Most bistros, where burgers are the main menu item, tend to play up the casual nature of eating the ubiquitous fast food with décor that echoes a roadside deli. Not so in Palermo, Italy. Tritalo Arte del Gusto (or Chop It) is a tiny burger joint that has the sublime elegance of a Park Avenue shoe store.
Designed by local firm , the space is long and narrow, but one of its most impressive features is a high ceiling with a motif depicting a pair of cherubs floating around flowers and garlands. The artwork is contained by an ornate frame of gold-hued molding.
To complement the Baroque ceiling, DiDeA went minimal by inserting an all-in-one volume containing an open kitchen, a service and customer countertop, and washrooms. Built from a grid of metallic frames, the volume is designed to optimize and exploit the 38-square-metre cafe, yet not interfere with the vaulted ceilings. The lower part of the interior uses white wooden tiles clad with a French herringbone pattern, while gres tiles are on the floor.

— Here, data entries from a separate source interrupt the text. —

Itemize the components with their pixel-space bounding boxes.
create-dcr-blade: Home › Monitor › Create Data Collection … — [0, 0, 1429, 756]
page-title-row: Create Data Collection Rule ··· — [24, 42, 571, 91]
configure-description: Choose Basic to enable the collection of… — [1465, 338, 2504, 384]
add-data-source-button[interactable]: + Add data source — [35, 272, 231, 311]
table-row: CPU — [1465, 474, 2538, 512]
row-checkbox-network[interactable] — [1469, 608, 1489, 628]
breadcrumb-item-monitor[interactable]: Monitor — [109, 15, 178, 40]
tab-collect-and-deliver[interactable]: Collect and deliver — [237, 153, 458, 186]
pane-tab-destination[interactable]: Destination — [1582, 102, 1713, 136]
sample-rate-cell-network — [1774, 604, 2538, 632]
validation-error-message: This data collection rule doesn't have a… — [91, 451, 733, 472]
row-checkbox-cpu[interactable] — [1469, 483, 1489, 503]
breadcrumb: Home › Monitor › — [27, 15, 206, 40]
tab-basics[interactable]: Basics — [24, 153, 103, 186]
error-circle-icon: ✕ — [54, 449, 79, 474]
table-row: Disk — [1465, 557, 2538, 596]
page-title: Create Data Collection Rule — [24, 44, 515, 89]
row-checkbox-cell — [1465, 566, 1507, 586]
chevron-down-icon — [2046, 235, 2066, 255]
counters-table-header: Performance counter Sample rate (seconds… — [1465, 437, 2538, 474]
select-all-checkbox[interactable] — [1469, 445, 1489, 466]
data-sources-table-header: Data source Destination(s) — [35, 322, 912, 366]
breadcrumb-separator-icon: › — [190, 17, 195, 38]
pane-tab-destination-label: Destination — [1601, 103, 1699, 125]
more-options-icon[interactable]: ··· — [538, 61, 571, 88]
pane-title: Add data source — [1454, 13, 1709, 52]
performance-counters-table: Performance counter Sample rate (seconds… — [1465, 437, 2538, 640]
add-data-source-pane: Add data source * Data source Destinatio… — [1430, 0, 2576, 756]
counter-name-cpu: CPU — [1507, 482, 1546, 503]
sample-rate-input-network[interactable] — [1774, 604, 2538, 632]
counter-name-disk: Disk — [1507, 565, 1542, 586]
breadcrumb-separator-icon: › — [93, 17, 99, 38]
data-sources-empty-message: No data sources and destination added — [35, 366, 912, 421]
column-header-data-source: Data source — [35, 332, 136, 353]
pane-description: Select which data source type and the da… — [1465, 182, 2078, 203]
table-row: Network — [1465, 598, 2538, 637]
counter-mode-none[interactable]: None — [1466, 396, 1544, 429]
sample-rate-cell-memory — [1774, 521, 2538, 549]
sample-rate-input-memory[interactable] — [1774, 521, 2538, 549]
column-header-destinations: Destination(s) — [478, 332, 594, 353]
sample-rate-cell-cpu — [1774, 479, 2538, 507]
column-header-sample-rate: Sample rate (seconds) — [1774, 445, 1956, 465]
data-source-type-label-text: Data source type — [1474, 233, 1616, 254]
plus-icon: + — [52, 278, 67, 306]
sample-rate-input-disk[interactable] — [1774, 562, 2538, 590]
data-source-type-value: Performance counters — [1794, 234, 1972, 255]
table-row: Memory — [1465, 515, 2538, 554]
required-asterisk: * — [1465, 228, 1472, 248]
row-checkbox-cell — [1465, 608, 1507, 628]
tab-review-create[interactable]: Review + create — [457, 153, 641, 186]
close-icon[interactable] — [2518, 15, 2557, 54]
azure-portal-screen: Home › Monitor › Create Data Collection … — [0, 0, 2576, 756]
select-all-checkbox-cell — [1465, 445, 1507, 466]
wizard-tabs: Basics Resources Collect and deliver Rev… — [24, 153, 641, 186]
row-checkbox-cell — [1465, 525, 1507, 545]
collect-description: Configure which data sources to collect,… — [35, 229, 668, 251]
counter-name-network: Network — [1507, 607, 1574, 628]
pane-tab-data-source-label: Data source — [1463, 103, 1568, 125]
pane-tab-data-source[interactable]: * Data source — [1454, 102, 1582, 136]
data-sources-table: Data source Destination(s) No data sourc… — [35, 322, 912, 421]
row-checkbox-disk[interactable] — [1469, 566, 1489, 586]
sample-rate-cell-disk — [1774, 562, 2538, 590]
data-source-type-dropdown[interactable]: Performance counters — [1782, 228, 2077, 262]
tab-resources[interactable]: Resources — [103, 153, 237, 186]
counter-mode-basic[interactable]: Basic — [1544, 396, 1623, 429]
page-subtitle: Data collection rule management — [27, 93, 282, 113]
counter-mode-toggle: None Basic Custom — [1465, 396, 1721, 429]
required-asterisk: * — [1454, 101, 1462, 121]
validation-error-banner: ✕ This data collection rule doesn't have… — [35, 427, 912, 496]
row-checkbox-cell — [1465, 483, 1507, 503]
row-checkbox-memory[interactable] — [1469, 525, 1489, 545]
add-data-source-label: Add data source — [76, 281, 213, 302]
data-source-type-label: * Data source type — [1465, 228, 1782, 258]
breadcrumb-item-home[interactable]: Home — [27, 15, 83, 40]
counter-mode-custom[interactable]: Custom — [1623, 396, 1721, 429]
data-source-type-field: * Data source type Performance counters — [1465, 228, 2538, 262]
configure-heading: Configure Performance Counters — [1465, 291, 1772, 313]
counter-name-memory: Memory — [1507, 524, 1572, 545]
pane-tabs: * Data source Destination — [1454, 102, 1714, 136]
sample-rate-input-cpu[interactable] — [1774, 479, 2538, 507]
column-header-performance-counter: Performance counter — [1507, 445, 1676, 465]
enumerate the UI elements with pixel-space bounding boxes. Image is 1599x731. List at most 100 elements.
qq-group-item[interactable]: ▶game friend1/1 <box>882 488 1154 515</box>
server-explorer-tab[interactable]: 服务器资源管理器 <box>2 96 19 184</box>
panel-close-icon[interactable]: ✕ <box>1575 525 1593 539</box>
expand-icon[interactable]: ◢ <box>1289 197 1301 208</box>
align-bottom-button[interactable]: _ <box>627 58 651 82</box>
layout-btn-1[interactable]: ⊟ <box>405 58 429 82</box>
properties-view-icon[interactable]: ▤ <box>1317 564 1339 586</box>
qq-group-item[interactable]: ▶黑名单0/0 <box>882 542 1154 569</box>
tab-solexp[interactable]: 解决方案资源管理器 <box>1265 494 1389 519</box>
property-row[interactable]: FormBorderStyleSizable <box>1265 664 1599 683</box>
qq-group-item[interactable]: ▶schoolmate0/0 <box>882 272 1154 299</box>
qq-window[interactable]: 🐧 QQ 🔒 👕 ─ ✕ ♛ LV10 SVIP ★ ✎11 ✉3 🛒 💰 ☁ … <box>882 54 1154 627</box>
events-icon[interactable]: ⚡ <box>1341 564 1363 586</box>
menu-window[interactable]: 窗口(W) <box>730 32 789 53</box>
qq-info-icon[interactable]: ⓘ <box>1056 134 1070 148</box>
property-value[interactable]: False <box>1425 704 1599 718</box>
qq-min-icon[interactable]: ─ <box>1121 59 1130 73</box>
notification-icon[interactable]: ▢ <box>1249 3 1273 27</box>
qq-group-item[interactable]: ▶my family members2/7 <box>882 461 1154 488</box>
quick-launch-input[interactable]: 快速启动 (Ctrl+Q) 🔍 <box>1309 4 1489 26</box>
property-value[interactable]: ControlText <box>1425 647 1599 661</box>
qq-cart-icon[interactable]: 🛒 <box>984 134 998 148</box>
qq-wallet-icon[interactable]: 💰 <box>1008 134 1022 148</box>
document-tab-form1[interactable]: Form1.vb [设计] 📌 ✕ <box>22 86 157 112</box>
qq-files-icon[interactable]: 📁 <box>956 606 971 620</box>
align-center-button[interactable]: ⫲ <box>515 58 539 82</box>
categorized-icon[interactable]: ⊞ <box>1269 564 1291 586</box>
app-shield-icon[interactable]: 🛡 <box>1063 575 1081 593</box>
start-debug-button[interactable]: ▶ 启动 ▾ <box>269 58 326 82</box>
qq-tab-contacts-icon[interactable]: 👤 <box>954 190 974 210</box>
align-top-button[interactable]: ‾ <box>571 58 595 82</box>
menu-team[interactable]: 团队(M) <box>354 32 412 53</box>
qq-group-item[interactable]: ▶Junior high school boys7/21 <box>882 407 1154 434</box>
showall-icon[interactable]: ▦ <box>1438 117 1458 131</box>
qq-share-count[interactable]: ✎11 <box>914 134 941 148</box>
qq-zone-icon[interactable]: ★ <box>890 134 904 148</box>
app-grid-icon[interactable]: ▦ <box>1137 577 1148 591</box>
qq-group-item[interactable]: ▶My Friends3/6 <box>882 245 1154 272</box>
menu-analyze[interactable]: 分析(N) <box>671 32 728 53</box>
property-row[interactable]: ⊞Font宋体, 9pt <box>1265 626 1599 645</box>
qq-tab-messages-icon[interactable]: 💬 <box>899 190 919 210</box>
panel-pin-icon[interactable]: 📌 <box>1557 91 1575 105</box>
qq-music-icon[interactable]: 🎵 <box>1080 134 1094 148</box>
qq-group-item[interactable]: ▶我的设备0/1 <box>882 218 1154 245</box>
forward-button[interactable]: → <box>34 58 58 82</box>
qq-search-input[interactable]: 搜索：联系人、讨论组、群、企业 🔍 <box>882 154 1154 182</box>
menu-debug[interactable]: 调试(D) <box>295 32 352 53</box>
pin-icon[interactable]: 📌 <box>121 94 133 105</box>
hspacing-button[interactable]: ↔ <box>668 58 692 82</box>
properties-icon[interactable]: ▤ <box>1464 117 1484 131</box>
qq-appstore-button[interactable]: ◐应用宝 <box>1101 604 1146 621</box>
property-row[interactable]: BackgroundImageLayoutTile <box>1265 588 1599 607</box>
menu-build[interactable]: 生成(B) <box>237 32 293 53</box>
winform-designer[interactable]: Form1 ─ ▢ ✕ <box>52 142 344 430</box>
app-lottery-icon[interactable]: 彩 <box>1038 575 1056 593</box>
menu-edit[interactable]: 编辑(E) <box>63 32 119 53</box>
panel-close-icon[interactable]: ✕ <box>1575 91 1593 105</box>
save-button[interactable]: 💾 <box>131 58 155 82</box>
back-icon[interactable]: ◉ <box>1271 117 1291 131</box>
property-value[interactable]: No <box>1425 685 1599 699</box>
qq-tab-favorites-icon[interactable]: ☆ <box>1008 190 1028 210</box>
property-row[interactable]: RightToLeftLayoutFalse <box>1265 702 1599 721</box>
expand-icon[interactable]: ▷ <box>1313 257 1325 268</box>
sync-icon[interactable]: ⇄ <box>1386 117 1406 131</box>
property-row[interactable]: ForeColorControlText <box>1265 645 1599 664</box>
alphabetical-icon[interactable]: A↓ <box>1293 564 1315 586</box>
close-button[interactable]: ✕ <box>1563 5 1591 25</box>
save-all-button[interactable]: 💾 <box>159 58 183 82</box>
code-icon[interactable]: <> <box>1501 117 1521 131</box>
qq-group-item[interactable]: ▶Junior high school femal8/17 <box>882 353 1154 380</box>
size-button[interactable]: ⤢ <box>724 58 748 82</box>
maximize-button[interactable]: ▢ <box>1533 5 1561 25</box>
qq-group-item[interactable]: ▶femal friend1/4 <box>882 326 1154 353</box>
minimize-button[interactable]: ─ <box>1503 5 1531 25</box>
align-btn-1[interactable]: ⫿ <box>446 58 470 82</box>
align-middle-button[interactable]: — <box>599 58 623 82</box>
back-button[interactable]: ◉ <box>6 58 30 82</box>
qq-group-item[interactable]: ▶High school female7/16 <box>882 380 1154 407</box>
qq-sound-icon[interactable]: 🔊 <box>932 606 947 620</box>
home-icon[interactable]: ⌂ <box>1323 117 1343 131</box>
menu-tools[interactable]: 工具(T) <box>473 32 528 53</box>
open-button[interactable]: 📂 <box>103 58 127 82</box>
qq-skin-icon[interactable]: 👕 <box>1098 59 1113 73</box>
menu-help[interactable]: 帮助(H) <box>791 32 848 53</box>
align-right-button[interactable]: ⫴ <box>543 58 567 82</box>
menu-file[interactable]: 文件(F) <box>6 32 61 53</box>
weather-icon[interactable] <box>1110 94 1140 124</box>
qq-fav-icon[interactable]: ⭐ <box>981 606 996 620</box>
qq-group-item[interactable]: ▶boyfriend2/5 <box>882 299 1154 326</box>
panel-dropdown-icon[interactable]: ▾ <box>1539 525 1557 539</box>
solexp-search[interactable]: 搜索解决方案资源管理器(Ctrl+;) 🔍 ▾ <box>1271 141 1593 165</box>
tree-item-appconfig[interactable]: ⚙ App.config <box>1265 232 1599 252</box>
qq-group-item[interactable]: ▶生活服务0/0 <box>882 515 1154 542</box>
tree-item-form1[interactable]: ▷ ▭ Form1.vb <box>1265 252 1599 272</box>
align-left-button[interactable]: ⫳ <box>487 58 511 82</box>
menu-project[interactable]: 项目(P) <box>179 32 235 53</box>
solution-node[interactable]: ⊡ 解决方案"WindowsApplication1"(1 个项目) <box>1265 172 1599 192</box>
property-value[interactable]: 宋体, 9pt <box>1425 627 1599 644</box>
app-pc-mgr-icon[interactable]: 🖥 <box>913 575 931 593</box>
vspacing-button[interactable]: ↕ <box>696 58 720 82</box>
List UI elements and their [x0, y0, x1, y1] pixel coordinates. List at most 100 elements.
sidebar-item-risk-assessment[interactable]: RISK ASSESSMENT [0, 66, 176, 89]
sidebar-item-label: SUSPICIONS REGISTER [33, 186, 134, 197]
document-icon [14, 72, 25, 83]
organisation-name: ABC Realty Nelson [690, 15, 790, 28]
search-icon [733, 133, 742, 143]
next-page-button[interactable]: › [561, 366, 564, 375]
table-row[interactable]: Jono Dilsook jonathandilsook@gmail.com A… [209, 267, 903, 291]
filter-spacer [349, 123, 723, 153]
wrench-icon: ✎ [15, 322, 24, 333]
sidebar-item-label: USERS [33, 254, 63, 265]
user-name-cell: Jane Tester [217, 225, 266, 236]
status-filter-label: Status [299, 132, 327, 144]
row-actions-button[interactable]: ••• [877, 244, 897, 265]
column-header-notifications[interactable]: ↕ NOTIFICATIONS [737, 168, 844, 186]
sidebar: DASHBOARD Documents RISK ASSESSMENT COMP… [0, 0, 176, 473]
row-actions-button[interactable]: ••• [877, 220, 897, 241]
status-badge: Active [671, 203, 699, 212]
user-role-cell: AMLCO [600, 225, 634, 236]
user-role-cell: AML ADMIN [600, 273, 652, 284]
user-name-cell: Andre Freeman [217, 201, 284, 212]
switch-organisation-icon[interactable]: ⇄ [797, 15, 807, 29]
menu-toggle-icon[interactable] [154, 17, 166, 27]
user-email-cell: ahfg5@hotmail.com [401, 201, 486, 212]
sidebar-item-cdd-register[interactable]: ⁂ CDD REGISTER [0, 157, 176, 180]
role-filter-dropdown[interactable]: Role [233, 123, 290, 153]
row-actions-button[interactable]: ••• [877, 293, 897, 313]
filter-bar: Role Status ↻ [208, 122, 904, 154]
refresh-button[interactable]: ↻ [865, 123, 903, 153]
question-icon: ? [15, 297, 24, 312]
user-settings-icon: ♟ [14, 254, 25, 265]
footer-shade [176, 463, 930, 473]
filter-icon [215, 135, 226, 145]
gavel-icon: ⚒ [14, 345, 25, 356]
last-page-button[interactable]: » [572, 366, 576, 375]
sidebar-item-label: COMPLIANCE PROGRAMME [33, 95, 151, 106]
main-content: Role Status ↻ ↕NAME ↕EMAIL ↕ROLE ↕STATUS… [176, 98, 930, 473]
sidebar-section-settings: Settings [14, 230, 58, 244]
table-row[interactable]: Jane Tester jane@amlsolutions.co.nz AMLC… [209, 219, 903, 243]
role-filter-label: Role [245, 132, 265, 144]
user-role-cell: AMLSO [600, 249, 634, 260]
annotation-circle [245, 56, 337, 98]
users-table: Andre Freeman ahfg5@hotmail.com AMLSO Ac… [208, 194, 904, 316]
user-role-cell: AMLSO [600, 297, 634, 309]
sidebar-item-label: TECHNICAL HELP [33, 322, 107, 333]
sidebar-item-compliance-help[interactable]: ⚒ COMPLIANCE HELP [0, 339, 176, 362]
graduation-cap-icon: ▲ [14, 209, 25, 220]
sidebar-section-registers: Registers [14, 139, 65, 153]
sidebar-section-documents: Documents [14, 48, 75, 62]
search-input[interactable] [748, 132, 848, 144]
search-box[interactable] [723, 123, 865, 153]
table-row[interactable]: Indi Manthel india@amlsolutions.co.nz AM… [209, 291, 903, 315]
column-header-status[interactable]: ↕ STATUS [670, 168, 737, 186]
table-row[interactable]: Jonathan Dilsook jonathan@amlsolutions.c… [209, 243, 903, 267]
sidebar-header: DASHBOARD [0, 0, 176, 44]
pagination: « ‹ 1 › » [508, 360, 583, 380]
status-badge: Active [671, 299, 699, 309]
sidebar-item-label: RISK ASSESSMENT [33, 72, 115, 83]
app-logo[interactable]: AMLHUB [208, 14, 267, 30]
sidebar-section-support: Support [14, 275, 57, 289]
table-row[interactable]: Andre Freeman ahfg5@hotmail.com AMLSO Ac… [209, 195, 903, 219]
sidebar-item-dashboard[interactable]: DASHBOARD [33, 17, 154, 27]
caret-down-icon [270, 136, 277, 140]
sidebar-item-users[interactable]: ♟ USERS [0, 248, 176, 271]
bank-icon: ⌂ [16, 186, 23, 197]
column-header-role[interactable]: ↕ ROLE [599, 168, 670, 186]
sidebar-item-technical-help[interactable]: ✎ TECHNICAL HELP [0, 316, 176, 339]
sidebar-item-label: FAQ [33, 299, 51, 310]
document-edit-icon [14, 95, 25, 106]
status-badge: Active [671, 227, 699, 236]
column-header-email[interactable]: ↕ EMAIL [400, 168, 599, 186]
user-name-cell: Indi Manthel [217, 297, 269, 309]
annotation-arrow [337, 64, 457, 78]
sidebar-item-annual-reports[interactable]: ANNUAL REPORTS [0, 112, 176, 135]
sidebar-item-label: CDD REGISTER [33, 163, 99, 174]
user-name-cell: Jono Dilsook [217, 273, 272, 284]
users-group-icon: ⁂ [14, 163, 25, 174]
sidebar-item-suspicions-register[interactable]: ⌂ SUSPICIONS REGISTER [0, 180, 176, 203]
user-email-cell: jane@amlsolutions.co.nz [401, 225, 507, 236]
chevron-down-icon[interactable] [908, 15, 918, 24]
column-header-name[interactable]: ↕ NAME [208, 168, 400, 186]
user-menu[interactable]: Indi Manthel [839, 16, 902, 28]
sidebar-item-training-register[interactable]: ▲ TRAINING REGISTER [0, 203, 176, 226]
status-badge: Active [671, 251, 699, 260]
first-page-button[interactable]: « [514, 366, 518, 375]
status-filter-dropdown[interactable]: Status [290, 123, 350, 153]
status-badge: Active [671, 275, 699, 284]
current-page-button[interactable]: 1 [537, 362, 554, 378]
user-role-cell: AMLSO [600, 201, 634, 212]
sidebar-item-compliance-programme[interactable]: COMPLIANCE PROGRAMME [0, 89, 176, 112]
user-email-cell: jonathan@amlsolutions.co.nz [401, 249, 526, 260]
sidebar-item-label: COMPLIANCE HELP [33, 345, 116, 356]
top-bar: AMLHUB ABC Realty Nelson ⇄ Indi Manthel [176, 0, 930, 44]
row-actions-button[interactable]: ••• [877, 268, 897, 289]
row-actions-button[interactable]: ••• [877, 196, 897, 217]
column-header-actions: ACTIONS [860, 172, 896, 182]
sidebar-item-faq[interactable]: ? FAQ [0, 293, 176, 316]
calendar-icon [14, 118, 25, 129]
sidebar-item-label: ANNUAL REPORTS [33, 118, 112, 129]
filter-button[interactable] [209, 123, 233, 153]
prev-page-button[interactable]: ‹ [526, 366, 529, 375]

Rose gold accents give Tritalo its warmth, with the metallic tone defining its simple geometries and bringing attention to some of the smaller details, like the tubular footsteps at the base of the counter. Spherical chandeliers, even the washrooms’ door handles, use the coppery hue.
Rose gold iron was the leitmotif of the project, says the firm. The soft palette has been trending for the past few years now, but it is still intriguing to see it applied to the most casual of diners. Says DiDeA: “Our goal was to make a place that distinguishes itself from the predominant industrial style of many bistros.”